La Finlande s'inquiète d'une ingérence russe dans son débat sur l'Otan

La Finlande doit se préparer à des actions d'ingérence russe et à des attaques hybrides liées au débat en cours sur l'adhésion du pays nordique à l'Otan, a affirmé mardi son service de renseignement.

La Finlande s'inquiète d'une ingérence russe dans son débat sur l'Otan
©AP

"L'ensemble de la société finlandaise doit être vigilant sur des tentatives russes d'influencer le processus de décision de la Finlande sur la question de l'Otan", a déclaré le directeur du Service de sûreté (Supo).
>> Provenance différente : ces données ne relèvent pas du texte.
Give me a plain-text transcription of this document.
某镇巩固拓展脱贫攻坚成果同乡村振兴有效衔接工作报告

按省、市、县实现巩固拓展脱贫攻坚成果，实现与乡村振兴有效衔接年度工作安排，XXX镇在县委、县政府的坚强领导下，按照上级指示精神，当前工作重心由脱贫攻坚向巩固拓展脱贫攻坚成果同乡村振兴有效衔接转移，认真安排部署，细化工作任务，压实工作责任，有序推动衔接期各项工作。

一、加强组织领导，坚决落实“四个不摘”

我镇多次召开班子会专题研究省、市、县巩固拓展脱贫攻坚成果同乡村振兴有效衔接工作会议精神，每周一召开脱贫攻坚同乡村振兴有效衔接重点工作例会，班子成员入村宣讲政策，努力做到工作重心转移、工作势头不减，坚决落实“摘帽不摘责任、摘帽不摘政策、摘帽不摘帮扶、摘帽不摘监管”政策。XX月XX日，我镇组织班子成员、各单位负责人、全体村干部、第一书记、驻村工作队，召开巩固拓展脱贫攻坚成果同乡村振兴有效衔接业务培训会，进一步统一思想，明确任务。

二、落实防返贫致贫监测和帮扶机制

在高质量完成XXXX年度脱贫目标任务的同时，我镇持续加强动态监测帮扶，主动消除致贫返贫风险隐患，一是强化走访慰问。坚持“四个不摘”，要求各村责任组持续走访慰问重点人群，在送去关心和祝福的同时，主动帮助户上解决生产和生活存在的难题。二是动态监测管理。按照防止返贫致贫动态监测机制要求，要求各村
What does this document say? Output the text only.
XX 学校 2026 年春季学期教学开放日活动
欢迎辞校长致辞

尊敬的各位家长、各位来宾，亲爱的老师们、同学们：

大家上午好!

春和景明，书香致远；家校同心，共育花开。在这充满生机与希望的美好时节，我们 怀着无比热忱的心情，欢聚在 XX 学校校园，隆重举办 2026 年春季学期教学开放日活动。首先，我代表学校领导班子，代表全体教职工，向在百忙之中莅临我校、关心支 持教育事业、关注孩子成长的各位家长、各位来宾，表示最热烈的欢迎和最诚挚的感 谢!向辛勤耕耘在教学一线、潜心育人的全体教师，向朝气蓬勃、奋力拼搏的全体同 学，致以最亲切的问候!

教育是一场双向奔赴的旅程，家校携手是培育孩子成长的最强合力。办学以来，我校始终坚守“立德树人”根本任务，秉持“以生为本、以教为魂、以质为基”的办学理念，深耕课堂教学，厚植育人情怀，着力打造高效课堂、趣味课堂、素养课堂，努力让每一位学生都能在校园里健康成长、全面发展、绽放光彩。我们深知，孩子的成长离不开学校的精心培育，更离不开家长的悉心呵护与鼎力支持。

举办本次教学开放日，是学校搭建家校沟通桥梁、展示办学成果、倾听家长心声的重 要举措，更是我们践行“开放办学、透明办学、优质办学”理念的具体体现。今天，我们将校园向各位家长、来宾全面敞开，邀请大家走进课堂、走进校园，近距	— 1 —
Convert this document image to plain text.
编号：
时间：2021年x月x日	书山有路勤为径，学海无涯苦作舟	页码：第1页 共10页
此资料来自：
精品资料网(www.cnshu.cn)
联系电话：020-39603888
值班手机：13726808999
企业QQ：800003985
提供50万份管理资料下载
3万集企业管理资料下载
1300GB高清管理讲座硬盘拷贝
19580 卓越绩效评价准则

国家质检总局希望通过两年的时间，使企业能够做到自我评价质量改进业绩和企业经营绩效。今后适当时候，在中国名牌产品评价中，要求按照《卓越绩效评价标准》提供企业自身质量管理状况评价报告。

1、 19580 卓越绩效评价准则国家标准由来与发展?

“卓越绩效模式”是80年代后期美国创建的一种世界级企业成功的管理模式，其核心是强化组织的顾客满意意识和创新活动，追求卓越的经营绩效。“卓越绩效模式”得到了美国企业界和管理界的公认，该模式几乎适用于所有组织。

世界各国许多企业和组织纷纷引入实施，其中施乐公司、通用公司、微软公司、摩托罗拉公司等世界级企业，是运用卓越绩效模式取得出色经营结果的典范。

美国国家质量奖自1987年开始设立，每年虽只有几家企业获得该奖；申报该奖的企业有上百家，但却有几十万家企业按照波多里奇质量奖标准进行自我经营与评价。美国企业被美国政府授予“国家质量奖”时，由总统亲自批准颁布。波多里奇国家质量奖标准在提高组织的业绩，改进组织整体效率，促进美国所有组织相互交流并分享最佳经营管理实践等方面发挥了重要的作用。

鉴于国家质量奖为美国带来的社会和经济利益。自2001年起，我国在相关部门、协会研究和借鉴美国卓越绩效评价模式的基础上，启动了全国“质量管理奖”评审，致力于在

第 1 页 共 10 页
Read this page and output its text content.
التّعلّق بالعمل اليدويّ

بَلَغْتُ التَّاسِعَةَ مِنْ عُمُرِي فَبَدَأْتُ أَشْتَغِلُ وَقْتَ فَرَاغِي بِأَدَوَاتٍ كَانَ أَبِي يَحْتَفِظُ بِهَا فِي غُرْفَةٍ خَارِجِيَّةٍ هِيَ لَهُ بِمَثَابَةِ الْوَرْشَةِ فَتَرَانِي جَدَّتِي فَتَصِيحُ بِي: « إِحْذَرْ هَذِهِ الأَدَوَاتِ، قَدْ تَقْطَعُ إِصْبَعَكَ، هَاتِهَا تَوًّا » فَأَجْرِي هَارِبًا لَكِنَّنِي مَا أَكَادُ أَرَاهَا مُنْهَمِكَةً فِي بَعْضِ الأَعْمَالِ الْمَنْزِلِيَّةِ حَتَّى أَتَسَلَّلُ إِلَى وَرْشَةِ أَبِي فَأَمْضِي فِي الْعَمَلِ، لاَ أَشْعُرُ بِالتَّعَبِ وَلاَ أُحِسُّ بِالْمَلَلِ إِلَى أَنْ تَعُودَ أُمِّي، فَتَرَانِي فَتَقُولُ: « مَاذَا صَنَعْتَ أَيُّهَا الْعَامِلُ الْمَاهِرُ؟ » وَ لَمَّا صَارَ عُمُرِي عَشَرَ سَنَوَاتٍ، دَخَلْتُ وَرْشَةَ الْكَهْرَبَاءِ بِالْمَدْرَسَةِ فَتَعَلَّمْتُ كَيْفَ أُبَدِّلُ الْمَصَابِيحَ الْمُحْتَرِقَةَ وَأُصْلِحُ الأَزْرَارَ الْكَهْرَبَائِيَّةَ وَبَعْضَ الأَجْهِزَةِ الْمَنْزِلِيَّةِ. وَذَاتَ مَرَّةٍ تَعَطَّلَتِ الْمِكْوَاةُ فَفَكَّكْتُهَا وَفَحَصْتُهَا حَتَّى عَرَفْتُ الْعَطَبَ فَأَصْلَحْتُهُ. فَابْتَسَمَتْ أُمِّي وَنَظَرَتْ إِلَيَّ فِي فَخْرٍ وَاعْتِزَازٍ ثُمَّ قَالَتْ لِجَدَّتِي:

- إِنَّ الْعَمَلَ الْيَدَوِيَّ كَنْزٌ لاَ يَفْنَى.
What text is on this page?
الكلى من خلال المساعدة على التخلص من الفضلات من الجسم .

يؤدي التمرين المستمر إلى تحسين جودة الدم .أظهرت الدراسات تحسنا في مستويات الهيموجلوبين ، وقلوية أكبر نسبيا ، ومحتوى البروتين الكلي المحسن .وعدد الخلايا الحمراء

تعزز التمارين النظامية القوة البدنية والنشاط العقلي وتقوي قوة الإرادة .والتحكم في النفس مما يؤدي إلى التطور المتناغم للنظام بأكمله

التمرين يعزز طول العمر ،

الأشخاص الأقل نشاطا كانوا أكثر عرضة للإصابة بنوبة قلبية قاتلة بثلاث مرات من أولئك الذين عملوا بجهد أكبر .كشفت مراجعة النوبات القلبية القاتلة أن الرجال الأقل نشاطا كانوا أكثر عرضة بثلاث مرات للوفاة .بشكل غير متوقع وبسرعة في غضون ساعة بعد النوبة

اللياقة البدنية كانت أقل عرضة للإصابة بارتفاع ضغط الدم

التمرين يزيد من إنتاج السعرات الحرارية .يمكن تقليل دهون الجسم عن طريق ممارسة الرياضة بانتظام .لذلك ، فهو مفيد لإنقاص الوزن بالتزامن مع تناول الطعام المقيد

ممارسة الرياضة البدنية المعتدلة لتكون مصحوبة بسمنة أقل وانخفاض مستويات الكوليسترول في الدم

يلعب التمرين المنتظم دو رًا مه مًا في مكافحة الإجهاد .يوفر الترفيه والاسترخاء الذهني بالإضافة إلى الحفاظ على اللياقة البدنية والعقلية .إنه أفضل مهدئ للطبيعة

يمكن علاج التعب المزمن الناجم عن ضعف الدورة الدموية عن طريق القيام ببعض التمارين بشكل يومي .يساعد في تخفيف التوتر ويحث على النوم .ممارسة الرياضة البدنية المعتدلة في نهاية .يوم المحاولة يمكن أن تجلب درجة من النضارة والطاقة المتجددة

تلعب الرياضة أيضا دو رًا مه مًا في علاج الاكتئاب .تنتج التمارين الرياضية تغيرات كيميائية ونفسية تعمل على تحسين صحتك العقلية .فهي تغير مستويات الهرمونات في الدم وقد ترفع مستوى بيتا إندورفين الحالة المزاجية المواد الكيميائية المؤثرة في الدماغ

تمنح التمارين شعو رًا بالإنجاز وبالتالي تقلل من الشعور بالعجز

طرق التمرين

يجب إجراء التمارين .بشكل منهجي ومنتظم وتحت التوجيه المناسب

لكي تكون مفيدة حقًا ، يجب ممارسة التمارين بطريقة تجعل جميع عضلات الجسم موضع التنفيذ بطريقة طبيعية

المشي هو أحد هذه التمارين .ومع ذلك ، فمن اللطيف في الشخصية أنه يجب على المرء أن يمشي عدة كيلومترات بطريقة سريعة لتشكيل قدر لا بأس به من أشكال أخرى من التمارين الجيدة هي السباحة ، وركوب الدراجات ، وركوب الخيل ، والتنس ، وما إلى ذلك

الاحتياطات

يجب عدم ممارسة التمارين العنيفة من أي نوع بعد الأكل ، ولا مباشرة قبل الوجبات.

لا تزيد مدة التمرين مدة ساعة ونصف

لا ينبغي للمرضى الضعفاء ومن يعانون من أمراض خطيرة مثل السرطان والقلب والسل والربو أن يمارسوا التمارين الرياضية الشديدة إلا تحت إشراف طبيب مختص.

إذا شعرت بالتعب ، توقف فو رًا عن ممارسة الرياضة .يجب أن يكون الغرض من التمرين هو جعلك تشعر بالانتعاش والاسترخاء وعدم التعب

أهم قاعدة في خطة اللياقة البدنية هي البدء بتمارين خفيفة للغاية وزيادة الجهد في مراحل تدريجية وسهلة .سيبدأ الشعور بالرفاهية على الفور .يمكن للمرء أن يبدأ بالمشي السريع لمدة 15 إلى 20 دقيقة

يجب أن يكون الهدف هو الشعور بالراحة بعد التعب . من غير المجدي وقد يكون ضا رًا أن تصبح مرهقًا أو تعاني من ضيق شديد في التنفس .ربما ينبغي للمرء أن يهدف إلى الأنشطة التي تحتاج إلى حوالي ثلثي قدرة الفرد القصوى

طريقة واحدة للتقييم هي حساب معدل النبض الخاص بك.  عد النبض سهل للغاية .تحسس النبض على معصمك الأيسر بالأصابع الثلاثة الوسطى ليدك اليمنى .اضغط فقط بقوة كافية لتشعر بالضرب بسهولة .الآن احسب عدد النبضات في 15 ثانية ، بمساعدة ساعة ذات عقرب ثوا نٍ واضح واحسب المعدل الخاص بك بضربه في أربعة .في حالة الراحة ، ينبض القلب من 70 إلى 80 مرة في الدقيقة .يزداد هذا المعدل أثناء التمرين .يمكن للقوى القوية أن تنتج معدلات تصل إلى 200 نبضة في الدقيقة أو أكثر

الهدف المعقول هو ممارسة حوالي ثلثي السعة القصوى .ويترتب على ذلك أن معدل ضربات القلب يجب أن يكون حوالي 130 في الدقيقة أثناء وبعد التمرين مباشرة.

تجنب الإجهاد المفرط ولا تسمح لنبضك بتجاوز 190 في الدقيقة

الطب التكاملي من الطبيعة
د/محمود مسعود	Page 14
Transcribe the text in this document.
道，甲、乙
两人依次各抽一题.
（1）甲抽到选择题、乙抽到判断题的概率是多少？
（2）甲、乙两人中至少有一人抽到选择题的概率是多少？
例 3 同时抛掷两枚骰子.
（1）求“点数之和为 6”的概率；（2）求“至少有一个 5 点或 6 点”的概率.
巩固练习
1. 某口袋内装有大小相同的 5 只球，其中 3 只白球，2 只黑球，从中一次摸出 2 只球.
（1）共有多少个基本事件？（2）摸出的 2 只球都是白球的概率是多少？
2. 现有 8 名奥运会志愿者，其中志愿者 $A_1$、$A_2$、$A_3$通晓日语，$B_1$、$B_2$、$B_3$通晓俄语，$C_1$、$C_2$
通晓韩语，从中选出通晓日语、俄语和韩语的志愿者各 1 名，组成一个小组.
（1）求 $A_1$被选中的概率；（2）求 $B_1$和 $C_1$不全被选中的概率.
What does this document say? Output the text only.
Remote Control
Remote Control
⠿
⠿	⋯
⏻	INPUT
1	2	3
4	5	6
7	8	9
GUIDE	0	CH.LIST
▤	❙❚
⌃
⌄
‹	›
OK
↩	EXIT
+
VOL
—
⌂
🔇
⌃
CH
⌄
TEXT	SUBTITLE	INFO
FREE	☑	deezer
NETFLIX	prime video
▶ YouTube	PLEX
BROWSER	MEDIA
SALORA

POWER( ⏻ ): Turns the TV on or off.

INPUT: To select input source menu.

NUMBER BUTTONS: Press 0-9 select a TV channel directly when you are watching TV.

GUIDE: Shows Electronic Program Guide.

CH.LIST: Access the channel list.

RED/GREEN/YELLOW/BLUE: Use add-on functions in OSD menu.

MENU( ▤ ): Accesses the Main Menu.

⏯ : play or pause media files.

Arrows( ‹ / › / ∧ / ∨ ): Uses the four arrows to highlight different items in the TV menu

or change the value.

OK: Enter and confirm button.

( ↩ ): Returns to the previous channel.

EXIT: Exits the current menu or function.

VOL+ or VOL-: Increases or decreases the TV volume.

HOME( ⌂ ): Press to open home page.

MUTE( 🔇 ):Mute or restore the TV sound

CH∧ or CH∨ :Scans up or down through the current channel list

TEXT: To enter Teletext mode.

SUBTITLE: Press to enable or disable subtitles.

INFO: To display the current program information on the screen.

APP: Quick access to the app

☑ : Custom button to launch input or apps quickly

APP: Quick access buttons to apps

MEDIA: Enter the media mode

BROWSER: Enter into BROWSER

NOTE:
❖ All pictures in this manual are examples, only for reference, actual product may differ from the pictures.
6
Dans son rapport annuel sur les menaces visant la Finlande, l'agence souligne le danger "d'une vaste interférence et d'une surveillance illégale russes".

Ce week-end, le président finlandais Sauli Niinisto a reconnu qu'une tentative d'adhésion à l'Otan pourrait susciter des réponses "impétueuses" de la Russie, y compris des violations de l'espace aérien ou territoriales.

Dans le même temps, être protégé par l'article 5 d'assistance mutuelle de l'alliance aurait "un effet préventif" sur les agressions contre la Finlande, avait souligné le chef de l'Etat.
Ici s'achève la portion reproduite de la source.